CVE-2020-37156

Vulnerability

Overview

BloodX 1.0, a PHP-based blood bank management system, suffers from an authentication bypass vulnerability in its login.php file. The root cause is insufficient input validation, allowing an attacker to inject a SQL payload that manipulates the authentication query. By submitting the payload '=''or' for both the email and password fields, the SQL condition becomes always true, bypassing credential checks [1][2].

Exploitation

Details

The attack requires no prior authentication and can be performed over the network. An attacker sends a POST request to the login endpoint with the crafted parameters. The exploit is publicly available and trivial to execute, as demonstrated in a proof-of-concept on Exploit-DB [2]. The vulnerability is classified as CWE-288 (Authentication Bypass Using an Alternate Path or Channel) with a CVSS v4 score of 6.5 (Medium) [3].

Impact

Successful exploitation grants an attacker unauthorized access to the BloodX dashboard.

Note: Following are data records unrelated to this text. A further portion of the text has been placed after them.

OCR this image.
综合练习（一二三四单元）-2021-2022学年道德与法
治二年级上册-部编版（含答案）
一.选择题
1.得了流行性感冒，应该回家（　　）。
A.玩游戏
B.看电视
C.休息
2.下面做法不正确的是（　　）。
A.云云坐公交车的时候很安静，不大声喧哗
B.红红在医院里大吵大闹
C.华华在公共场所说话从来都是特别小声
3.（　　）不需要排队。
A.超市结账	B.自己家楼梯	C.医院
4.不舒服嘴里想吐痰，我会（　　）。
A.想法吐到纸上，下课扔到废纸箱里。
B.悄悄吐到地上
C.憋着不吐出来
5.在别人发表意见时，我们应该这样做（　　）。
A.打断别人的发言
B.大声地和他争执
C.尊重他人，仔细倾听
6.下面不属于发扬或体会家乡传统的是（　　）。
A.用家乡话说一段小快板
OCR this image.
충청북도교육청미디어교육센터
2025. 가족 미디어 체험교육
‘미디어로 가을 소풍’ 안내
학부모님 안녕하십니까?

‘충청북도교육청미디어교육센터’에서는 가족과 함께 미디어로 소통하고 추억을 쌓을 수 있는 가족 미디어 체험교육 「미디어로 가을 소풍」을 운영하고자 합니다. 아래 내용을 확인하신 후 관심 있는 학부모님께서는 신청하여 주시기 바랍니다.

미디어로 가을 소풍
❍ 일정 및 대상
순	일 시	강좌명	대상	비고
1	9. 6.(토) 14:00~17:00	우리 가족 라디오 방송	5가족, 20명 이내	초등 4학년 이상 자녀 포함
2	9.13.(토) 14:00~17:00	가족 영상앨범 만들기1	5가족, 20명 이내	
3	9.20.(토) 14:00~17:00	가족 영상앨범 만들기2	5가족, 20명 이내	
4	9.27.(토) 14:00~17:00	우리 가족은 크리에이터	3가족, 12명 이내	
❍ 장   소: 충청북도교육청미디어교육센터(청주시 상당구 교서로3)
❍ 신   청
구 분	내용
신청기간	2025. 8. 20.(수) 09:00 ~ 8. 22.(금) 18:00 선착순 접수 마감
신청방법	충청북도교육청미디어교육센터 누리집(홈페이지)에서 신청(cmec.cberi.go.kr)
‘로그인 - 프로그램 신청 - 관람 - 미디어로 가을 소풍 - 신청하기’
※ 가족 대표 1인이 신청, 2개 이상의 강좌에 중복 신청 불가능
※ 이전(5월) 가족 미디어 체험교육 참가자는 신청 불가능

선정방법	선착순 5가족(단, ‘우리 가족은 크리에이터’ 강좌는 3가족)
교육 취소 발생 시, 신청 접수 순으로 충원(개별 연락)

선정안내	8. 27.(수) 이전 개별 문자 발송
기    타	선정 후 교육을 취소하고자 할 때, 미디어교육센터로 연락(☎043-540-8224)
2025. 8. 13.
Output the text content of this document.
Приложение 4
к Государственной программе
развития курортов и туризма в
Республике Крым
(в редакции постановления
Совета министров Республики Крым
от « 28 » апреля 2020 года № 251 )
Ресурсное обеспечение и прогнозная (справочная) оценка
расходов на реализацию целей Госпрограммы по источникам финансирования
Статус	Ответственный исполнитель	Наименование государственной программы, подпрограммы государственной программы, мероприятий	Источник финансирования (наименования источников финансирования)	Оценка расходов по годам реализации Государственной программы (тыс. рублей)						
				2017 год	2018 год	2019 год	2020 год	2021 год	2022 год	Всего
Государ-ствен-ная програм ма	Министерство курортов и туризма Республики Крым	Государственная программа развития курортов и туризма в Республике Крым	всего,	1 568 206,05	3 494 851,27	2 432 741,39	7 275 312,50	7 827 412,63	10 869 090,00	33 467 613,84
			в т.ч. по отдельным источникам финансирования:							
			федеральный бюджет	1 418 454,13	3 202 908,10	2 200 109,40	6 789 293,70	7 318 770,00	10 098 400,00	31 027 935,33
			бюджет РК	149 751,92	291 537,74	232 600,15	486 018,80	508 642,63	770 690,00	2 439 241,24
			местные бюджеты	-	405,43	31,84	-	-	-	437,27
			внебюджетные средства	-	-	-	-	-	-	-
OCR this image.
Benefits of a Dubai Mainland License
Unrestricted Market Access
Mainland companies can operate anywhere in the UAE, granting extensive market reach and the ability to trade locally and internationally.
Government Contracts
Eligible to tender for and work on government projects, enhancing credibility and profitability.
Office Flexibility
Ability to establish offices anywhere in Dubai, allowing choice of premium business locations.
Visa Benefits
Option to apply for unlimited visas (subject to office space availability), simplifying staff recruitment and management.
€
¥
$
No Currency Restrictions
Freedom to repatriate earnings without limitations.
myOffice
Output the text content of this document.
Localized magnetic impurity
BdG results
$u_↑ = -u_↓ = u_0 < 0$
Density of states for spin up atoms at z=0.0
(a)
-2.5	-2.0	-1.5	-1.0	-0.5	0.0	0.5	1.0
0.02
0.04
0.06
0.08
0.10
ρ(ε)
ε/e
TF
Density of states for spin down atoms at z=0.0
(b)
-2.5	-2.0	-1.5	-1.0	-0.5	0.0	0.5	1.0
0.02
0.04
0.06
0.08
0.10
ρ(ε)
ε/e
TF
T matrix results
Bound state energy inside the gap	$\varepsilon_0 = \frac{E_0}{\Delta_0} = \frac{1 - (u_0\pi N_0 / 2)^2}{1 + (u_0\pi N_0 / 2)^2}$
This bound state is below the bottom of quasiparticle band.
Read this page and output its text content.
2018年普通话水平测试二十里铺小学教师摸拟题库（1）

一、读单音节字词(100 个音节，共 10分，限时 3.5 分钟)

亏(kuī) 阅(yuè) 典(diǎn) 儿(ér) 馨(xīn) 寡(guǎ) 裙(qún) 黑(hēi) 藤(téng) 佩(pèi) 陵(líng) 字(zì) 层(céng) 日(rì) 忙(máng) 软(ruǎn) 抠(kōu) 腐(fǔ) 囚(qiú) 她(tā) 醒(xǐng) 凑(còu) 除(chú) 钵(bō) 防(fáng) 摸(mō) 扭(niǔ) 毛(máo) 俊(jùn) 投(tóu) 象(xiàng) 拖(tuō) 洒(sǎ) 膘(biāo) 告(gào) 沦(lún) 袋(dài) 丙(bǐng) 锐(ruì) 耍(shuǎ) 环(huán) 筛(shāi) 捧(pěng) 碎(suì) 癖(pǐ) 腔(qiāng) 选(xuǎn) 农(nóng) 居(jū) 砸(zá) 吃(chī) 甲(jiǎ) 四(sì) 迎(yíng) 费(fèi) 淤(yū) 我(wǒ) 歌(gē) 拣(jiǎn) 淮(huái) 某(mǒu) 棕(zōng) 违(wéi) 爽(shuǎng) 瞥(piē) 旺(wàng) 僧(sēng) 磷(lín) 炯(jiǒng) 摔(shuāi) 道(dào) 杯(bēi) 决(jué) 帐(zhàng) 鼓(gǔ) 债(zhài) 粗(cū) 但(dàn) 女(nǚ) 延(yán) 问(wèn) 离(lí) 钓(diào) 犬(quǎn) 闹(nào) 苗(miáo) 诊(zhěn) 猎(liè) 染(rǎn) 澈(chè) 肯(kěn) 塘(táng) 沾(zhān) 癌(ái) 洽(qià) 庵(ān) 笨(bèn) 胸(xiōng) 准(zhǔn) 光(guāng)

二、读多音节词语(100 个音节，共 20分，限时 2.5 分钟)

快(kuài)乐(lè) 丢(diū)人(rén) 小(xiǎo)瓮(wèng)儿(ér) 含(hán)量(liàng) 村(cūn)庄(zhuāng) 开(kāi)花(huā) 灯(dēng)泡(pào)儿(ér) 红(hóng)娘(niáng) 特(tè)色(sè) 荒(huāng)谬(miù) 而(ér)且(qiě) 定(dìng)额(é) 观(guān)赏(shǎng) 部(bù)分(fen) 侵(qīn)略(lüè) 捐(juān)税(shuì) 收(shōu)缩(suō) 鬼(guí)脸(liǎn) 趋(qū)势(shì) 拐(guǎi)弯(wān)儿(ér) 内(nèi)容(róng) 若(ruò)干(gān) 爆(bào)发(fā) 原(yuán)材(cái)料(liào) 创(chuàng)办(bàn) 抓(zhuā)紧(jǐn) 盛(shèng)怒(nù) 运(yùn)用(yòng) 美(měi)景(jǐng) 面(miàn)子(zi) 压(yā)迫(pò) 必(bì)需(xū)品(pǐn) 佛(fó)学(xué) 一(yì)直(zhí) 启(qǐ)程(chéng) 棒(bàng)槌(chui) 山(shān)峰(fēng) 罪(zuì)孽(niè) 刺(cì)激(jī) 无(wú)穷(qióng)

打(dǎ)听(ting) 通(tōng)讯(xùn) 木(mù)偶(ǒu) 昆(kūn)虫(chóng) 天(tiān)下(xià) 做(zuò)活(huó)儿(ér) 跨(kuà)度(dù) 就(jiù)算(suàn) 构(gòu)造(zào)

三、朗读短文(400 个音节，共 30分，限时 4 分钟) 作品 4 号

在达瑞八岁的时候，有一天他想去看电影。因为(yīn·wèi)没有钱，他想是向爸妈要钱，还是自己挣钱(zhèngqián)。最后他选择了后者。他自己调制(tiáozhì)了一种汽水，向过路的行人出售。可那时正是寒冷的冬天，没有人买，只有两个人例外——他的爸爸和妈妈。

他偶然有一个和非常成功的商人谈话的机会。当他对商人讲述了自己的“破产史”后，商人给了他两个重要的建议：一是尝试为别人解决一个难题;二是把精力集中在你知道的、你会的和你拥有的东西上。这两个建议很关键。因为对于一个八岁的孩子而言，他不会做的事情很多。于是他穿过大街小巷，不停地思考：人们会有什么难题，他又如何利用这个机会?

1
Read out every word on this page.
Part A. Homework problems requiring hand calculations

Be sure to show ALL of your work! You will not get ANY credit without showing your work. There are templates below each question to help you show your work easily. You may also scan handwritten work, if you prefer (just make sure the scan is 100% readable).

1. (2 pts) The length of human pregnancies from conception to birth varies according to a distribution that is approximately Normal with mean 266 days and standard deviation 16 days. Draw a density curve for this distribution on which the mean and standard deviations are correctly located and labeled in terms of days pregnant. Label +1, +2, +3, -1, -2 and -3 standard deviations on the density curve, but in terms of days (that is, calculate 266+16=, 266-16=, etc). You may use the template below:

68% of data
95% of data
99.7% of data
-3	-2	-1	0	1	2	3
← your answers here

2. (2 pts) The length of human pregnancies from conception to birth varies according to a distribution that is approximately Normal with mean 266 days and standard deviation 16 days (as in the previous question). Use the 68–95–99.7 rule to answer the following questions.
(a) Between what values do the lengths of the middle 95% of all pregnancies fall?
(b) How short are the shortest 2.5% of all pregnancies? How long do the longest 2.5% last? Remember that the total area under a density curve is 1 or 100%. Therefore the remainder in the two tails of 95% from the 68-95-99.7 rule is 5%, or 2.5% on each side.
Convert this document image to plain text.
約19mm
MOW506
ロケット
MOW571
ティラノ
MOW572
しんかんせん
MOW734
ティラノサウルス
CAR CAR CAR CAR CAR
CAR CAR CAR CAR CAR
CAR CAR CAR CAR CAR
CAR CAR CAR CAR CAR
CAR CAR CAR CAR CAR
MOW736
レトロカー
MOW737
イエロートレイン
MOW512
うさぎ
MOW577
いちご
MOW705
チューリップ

Depending on the application's configuration, this could expose sensitive data such as donor and recipient information, blood inventory, and administrative functions. The project is still under development and may be used in testing or production environments, increasing the risk of data compromise.

Mitigation

Status

As of the publication date, no official patch has been released for this vulnerability. The GitHub repository indicates the project is under development and not yet launched [1]. Users are advised to avoid deploying BloodX in production until a fix is applied. Implementing proper input sanitization and parameterized queries would mitigate the issue.